Transferred to the 74th Infantry Regiment on January 31, 1856, he took part in the Crimean War on February 29 and June 19. His appointment as battalion commander in the 81st Infantry Regiment took place on May 17, 1859. From April 27 he took part in the Italian campaign and led a battalion in the 98th Infantry Regiment, then the 3rd Regiment of the Guard Corps. On July 2, 1859, he returned to France and on May 12, he was appointed officer of the Legion of Honor. On July 28, 1862, he went to Mexico with the French expeditionary force. He participated in the Battle of Puebla and distinguished himself in the storming of Fort San Xavier. Back in France, he was promoted to lieutenant colonel on June 15, 1863, and assigned to the 95th Infantry Regiment on August 13. On August 21, he moved to the 17th regiment as commander and on October 7, 1863, to the 97th Infantry Regiment.

===Franco-Prussian War===
On August 10, 1868, he was promoted to colonel and, with the outbreak of the Franco-Prussian War, took command of the 78th Line Regiment that was used in the Battle of Wörth.

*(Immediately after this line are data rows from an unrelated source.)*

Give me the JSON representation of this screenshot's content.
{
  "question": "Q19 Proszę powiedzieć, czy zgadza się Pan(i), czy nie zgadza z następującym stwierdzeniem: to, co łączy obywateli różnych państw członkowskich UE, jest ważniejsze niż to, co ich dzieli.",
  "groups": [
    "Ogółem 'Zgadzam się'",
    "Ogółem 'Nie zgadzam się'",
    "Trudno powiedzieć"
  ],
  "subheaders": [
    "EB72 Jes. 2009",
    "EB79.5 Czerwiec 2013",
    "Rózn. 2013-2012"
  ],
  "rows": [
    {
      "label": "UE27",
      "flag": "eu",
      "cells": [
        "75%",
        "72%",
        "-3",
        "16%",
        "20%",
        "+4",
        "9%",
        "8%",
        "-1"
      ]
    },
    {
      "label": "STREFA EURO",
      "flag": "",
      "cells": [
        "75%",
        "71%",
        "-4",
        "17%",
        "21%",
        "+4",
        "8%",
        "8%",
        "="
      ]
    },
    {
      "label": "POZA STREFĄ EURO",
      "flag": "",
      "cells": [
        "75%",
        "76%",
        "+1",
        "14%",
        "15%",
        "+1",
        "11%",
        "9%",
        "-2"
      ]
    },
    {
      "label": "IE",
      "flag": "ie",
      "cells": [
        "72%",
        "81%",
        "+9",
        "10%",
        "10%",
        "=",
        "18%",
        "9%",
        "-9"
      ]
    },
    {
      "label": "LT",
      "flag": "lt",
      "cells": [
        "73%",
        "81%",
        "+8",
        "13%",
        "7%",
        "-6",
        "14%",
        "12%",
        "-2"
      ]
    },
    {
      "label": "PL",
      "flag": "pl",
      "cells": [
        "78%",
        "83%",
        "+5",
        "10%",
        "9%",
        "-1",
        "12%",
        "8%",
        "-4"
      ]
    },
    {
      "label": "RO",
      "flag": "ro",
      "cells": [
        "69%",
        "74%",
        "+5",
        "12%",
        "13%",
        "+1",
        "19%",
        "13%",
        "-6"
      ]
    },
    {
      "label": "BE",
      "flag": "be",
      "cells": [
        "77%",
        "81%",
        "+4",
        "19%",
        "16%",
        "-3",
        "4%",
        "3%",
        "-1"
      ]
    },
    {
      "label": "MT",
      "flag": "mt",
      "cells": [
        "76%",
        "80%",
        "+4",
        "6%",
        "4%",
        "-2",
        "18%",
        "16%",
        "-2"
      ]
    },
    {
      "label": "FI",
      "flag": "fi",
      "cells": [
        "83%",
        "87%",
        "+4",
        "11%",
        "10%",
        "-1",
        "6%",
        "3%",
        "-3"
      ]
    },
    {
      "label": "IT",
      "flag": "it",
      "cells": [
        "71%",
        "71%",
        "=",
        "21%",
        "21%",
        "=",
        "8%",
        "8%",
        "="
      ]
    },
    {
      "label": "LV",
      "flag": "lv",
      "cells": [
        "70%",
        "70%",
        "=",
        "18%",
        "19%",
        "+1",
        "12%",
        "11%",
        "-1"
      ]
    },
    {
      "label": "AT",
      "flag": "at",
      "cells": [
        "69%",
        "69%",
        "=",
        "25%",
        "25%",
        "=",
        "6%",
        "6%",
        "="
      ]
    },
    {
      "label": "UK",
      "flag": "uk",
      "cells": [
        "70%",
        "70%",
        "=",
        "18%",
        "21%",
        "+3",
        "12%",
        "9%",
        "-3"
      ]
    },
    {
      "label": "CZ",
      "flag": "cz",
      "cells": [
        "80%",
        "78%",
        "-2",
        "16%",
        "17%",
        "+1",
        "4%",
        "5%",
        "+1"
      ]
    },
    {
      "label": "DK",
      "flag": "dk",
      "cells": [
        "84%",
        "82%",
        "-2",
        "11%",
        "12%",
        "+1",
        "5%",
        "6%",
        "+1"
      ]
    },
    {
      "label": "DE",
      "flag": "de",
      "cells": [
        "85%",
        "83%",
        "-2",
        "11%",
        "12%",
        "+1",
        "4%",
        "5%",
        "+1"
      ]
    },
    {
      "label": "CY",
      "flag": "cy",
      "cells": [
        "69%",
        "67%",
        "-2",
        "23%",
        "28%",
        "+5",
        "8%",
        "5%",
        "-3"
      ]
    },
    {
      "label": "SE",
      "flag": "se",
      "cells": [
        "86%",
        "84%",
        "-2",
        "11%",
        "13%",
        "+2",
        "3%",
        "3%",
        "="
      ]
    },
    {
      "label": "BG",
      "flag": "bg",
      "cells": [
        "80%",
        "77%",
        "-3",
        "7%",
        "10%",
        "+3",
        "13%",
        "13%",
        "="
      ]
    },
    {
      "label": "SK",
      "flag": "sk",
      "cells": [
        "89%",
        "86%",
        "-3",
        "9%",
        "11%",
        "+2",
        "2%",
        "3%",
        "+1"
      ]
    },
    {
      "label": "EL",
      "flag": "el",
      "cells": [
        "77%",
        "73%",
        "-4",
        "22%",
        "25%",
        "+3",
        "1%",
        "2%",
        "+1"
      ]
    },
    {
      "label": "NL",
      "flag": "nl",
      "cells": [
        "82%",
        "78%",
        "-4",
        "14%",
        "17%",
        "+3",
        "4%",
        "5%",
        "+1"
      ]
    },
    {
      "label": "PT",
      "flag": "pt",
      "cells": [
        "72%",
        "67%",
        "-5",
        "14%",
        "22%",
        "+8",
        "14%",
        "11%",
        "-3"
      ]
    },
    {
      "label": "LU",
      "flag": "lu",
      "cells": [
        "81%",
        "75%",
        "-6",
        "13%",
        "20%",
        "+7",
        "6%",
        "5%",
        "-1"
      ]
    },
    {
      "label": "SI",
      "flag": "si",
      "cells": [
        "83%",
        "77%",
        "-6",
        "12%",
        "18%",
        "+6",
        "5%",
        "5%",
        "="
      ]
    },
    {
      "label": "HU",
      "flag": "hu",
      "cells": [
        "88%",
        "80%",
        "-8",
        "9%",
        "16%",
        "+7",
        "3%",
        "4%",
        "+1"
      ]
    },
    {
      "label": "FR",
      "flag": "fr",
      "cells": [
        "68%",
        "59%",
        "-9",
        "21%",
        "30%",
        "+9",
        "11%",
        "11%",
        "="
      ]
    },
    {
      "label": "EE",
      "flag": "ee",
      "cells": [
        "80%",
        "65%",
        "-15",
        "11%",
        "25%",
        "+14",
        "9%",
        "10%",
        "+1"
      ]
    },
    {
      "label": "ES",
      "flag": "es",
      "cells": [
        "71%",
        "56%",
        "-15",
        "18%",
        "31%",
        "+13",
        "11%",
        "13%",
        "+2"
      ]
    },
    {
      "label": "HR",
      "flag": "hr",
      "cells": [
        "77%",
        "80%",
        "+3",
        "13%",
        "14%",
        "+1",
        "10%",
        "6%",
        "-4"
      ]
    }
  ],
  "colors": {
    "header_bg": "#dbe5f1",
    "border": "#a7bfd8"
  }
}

On August 25, 1870, he was appointed brigadier general and took over the command of the 2nd Brigade of the 4th Division (1st Corps of the Chalons Army). During the Battle of Beaumont, after General Lartigue was wounded, he took command of the 4th Division and escaped while disguised as a farmer after the Battle of Sedan from captivity. He returned to Paris on September 8, after the fall of the French Empire, he took command of the northern fortification front in the Saint-Denis area. For the organization of Fort Briche he was commended by General Ducrot . On October 27 and 28, he led a brigade on the offensive in the Le Bourget area. On November 3, he led a new brigade in the 1st Division of III. Corps with which he led a sortie to the Marne on November 30 at the Battle of Villiers. also deals heavy damage to the enemy. On December 5, he took over the leadership of the 1st Division of the II. Corps and was promoted to Division General on December 8, 1870. On January 19, 1871, he led during the Battle of Buzenval in the middle column with 34,680 men in the battle of Mont Valérien, while General Vinoy attacked a column against Saint-Cloud and General Ducrot against Rueil-Malmaison. On February 16, 1871, he was relieved of command against his will and placed in reserve.

===Postwar life===
On August 22, 1873, he was briefly assigned to a brigade of the 14th Military Division in Périgueux and was dismissed on October 28 after publishing a letter in which he states that he refused to serve a monarchy. On June 16, 1874, he entered service again with the rank of brigadier general, on April 13, 1874, he was given command of the 55th Infantry Brigade. On May 14, 1875, he took over the 60th Brigade, on January 12, 1876, the 69th Brigade and on September 19, 1877, the 2nd Brigade. The fall of President Mac-Mahon and the rise of the Republicans to power accelerated his further career. On June 3, 1879, he was appointed commander of the 29th Infantry Division in Nice and was promoted to major general in 1879. On July 8, 1881, he became commander of the Legion of Honor. Between 1879 and 1882 he was Inspector General of the 29th Military Arrondissement. On February 27, 1883, he was commanding general of the XIII. Corps in Clermont-Ferrand, on February 15, 1885, he took over the V Corps in Orléans and on February 6, 1886, the IX. Corps in Tours. He was appointed a member of the War Council on February 6, 1886, and was appointed Grand Officer of the Legion of Honor on June 24. Because of a special mission abroad he had to take command of the IX on June 28, 1888. And retired on December 14, 1889. Bellemare died on September 13, 1905, in Nice.